Anonymous wrote:I had a similar awful date. We were at a restaurant and each ordered a drink. He then said, "why don 't we split an order of French fries". There will be no 2nd date.
Anonymous wrote:I had an awful first date on Friday night, and we went for sushi where he ordered "something small" for us to share, and when I offered to split the bill, he said "You can pay the tip, and you can pay next time."
No! I didn't offer to pay to go go out with you again!!!!
Anonymous wrote:I had a similar awful date. We were at a restaurant and each ordered a drink. He then said, "why don 't we split an order of French fries". There will be no 2nd date.

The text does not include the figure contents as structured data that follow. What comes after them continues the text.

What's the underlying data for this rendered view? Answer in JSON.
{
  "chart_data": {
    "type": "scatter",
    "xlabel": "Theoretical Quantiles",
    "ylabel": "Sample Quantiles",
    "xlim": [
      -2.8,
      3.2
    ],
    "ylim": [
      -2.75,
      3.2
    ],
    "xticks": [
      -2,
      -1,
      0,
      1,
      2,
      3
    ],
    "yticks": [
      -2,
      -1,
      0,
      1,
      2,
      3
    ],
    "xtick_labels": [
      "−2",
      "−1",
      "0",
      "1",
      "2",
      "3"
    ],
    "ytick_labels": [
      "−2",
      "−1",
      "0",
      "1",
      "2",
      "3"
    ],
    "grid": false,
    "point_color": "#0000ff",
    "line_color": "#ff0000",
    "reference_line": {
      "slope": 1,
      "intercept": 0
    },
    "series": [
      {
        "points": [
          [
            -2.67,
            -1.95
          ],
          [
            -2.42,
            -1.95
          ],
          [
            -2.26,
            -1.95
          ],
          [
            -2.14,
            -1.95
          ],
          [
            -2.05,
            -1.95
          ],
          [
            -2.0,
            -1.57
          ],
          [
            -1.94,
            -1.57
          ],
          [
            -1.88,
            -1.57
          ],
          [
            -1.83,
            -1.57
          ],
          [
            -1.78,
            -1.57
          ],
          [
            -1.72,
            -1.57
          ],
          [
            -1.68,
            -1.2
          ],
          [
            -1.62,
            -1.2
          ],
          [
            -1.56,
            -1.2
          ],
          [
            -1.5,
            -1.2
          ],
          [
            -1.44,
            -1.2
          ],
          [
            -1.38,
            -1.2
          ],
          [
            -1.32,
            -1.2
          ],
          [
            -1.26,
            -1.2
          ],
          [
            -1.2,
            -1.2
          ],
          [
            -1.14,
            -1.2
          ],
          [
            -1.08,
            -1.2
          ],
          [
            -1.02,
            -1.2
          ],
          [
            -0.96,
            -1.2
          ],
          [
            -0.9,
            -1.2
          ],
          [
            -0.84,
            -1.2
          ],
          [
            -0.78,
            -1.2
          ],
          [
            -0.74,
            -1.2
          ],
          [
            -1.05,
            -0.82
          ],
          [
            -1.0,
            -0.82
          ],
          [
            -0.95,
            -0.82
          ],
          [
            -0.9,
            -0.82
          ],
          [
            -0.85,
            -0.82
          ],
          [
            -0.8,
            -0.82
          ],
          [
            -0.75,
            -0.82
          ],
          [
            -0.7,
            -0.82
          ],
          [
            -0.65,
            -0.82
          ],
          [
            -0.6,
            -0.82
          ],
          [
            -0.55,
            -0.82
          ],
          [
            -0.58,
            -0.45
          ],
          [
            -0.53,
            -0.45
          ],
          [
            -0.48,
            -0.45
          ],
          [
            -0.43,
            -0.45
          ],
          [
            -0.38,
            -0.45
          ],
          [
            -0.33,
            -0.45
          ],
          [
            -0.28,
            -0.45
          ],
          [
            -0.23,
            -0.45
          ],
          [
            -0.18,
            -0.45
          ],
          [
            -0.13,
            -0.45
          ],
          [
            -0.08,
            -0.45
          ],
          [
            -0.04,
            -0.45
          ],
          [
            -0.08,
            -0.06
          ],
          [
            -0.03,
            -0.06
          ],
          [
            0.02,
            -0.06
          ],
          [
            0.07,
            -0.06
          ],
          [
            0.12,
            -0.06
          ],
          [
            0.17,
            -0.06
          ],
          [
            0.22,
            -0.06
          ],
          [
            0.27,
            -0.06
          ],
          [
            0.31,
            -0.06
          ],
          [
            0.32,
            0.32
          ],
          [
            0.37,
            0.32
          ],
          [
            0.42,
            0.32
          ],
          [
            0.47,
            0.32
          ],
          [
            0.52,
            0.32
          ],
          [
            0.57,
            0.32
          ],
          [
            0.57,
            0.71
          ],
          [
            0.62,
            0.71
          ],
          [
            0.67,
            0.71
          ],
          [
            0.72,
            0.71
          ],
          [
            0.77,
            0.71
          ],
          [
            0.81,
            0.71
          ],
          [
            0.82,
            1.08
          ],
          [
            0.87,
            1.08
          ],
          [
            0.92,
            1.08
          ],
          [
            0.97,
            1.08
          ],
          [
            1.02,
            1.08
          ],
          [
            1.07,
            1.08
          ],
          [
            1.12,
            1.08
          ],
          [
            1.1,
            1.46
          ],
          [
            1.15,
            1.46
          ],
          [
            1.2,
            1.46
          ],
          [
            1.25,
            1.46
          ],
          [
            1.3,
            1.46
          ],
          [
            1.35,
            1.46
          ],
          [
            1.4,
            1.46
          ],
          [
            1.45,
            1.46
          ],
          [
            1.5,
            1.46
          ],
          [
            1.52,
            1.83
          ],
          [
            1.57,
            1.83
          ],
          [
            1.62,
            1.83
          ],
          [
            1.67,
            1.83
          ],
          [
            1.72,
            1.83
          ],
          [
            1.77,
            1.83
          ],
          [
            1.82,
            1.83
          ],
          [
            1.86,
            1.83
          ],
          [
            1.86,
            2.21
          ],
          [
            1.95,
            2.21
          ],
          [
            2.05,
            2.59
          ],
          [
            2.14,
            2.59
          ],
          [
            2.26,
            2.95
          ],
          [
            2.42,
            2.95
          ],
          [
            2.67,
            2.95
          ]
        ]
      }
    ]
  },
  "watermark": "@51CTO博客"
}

Anonymous wrote:OP here, we are both old enough, no money issues (he's actually a big law partner) and date was drinks/dinner. There wasn't alot of back and forth, he actually said he preferred to split on first date. I agree it was kind of tacky. It's hard at first because people are sizing eachother up on first dates for red flags. Being cheap is one of the big ones for me as it was a big deal with my ex.
OP, respectfully, I have a slightly different take on this. Maybe, you're looking for too much meaning in the gesture. I think it's something we all do. First dates, especially once one is old enough, are very hard because we are trying to decide everything all at once, and projecting things in the future based on little data. You mention cheap as a huge issue with your ex. Maybe you're hypersensitive to any indication of that, even in the short span of a first date. It's possible that his ex was only interested in him for his money, so he is oversensitive to having to pay for the first date. Who knows? He could be a jerk, or he could be awkward, or he could have an issue. My point is that it is difficult to judge from the first date. If this is the only red flag, maybe go out with him again and give it more time.
Anonymous wrote:Anonymous wrote:Anonymous wrote:I have a male friend who has done this (not automatically paid on the first date) and he just doesn't know that it's better to pay. I had to explain that to him, and he's been better about it.
I'm extremely independent - paid for my own college, own my own home, and I'm great about paying on dates. But I tend to let the guy pay on the first date because it seems to be the norm and some guys feel weird if you don't let them pay. (I'll generally pick up the after-dinner drinks or pay for dinner on the 3rd date.) I do always offer, though, and 99% of guys will not let me pay.
Do you grow your own food? Make your own clothes? Survive comfortably without electricity? If so, the congrats. I believe you. If not, then you aren't really as independent as you think, and you should really stop wearing that slogan as a badge of honor. That's probably why you are still dating around.
So harsh... and angry. And taken out of context.
OP here, we are both old enough, no money issues (he's actually a big law partner) and date was drinks/dinner. There wasn't alot of back and forth, he actually said he preferred to split on first date. I agree it was kind of tacky. It's hard at first because people are sizing eachother up on first dates for red flags. Being cheap is one of the big ones for me as it was a big deal with my ex.
Anonymous wrote:Anonymous wrote:Anonymous wrote:I have a male friend who has done this (not automatically paid on the first date) and he just doesn't know that it's better to pay. I had to explain that to him, and he's been better about it.
I'm extremely independent - paid for my own college, own my own home, and I'm great about paying on dates. But I tend to let the guy pay on the first date because it seems to be the norm and some guys feel weird if you don't let them pay. (I'll generally pick up the after-dinner drinks or pay for dinner on the 3rd date.) I do always offer, though, and 99% of guys will not let me pay.
Do you grow your own food? Make your own clothes? Survive comfortably without electricity? If so, the congrats. I believe you. If not, then you aren't really as independent as you think, and you should really stop wearing that slogan as a badge of honor. That's probably why you are still dating around.
So harsh... and angry. And taken out of context.
Anonymous wrote:Anonymous wrote:I have a male friend who has done this (not automatically paid on the first date) and he just doesn't know that it's better to pay. I had to explain that to him, and he's been better about it.
I'm extremely independent - paid for my own college, own my own home, and I'm great about paying on dates. But I tend to let the guy pay on the first date because it seems to be the norm and some guys feel weird if you don't let them pay. (I'll generally pick up the after-dinner drinks or pay for dinner on the 3rd date.) I do always offer, though, and 99% of guys will not let me pay.
Do you grow your own food? Make your own clothes? Survive comfortably without electricity? If so, the congrats. I believe you. If not, then you aren't really as independent as you think, and you should really stop wearing that slogan as a badge of honor. That's probably why you are still dating around.
Anonymous wrote:When i read this type of stuff, i am so glad to be out of the dating game. If ever single again, i will join a religious order.